Release Date: February 2, 2016
Length: 400 pages
Source: Borrowed from library
For readers of Between Shades of Gray and All the Light We Cannot See, bestselling author Ruta Sepetys returns to WWII in this epic novel that shines a light on one of the war’s most devastating—yet unknown—tragedies.
World War II is drawing to a close in East Prussia and thousands of refugees are on a desperate trek toward freedom, many with something to hide. Among them are Joana, Emilia, and Florian, whose paths converge en route to the ship that promises salvation, the Wilhelm Gustloff. Forced by circumstance to unite, the three find their strength, courage, and trust in each other tested with each step closer to safety.
Just when it seems freedom is within their grasp, tragedy strikes. Not country, nor culture, nor status matter as all ten thousand people—adults and children alike—aboard must fight for the same thing: survival.
Told in alternating points of view and perfect for fans of Anthony Doerr’s Pulitzer Prize-winning All the Light We Cannot See, Erik Larson’s Dead Wake, and Elizabeth Wein’s Printz Honor Book Code Name Verity, this masterful work of historical fiction is inspired by the real-life tragedy that was the sinking of the Wilhelm Gustloff—the greatest maritime disaster in history.
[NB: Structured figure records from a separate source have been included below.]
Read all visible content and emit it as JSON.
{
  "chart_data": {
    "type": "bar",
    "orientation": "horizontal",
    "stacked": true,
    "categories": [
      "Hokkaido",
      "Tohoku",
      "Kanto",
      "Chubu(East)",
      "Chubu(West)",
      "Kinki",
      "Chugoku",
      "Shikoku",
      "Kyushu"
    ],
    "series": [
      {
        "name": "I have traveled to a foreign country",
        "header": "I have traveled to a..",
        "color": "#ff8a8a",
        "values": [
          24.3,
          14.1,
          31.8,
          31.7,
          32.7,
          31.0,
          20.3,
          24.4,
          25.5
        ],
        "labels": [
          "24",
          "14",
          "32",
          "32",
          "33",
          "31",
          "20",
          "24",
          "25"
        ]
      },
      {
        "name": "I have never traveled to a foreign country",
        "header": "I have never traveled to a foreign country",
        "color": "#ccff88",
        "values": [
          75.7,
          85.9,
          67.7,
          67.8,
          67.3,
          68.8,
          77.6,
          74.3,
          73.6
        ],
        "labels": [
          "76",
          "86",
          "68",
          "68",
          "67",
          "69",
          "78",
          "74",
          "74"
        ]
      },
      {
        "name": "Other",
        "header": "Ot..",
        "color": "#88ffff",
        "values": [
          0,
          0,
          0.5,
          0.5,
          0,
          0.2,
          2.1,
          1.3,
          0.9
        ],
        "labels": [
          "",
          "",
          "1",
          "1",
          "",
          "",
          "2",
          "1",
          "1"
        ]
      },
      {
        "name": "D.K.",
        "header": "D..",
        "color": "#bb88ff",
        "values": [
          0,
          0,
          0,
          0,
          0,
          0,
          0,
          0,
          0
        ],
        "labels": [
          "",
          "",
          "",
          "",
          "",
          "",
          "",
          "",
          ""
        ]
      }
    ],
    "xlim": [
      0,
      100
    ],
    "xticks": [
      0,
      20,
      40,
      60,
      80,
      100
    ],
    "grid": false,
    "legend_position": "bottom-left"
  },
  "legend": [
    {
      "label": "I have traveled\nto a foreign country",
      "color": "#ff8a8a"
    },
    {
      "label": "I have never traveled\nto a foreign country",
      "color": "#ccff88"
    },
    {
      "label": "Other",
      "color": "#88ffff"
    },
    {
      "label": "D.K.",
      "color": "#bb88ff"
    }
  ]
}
As she did in Between Shades of Gray, Ruta Sepetys unearths a shockingly little-known casualty of a gruesome war, and proves that humanity and love can prevail, even in the darkest of hours.
I am so happy that I finally read this book. About a year and a half ago, I read Sepetys’ Between Shades of Gray and was absolutely captivated by it. So when I heard that she was writing another novel about a little-known piece of WWII history, I knew I had to pick it up.
Salt to the Sea is told with 4 alternating points of view: Joana, Florian, Emilia, and Alfred. Aside from Alfred (you’ll see what I mean by this when you read the book), all 3 are wonderful young characters who are easy to empathize with. All three are running in one way or another from the war, whether running from the Nazis or the Russians. Despite coming from different backgrounds, all have experienced significant losses and have really struggled because of the war. My heart truly broke as I learned what these characters were trying to escape from, both physically and emotionally.
I’ll admit when I started off the novel, I worried that the 4 POVs were too difficult to separate and that I would have a hard time connecting with the characters and understanding the story because of it. However, after reading each POV maybe 2-3 times, this was no longer a problem for me. My only complaint of the POVs after finishing the book would be that I don’t really think Alfred brought anything to the story other than helping Florian and Joana and I’m not sure that he was really needed.
One of the biggest strengths of Salt to the Sea is that you truly see how much the war affected everyone. I’ve read my fair share of WWII historical fiction, but the vast majority of it focuses on either how the soldiers were affected or how hard it was for those who were taken to the ghettos and/or concentration camps. While these are obviously important stories to tell, it’s just as important (not to mention interesting) to see how others were affected. You get a true sense of their desperation and need to escape the war.
As I already briefly mentioned, Salt to the Sea, like Between Shades of Gray, tells a fictional story of a true event that is not very well known. As is mentioned in Sepetys’ author’s note, the sinking of the Wilhelm Gustloff is one of the biggest maritime disasters in recorded history – over 9,000 people died – yet most people have never heard of it. I hadn’t until I read this. Sepetys brings awareness to this tragic event and allows those who died to be remembered.
As I expected, the writing was great. It easily gets you to connect with the characters, including side characters. (Again, the exception being Alfred.) Despite going into the book knowing that the Wilhelm Gustloff would sink, I was still getting so nervous and upset as the boat began to sink. I wanted so badly for everyone to get their happy ending despite knowing that it was unlikely.
My complaints are few and small. A large portion of the book focuses on the characters traveling, trying to make it to the port to secure a spot on one of the ships. This could be quite slow and boring at times. However, I still really enjoyed getting to know the characters, both as individuals and as a group.
My other complaint is half-complaint, half-praise (confusing, I know). The chapters are extremely short. I think the longest one was maybe 4-5 pages but most were around 2-3. For the most part, this was not an issue for me at all. I like short chapters as I don’t have the best attention span and so being able to take breaks without having to stop in the middle of a chapter was greatly appreciated. I also liked the short chapters since it made it easier to read when I only had a few minutes to spare (I hate having to stop in the middle of a chapter and thus usually only read if I know I have plenty of time to do so). The reason why I also feel the short length wasn’t a good thing was because there were times where I really wanted more of that particular moment in that particular POV and only getting 2 pages could be frustrating.
This really was an absolutely fantastic read. If you’re a fan of YA historical fiction, I would recommend this to you. If you like learning about little-known parts of history, I would recommend this to you. Basically, if anything about this book sounds appealing to you, I would recommend it to you. Sepetys wrote a wonderfully touching and heart-breaking story that will surely leave its mark on you.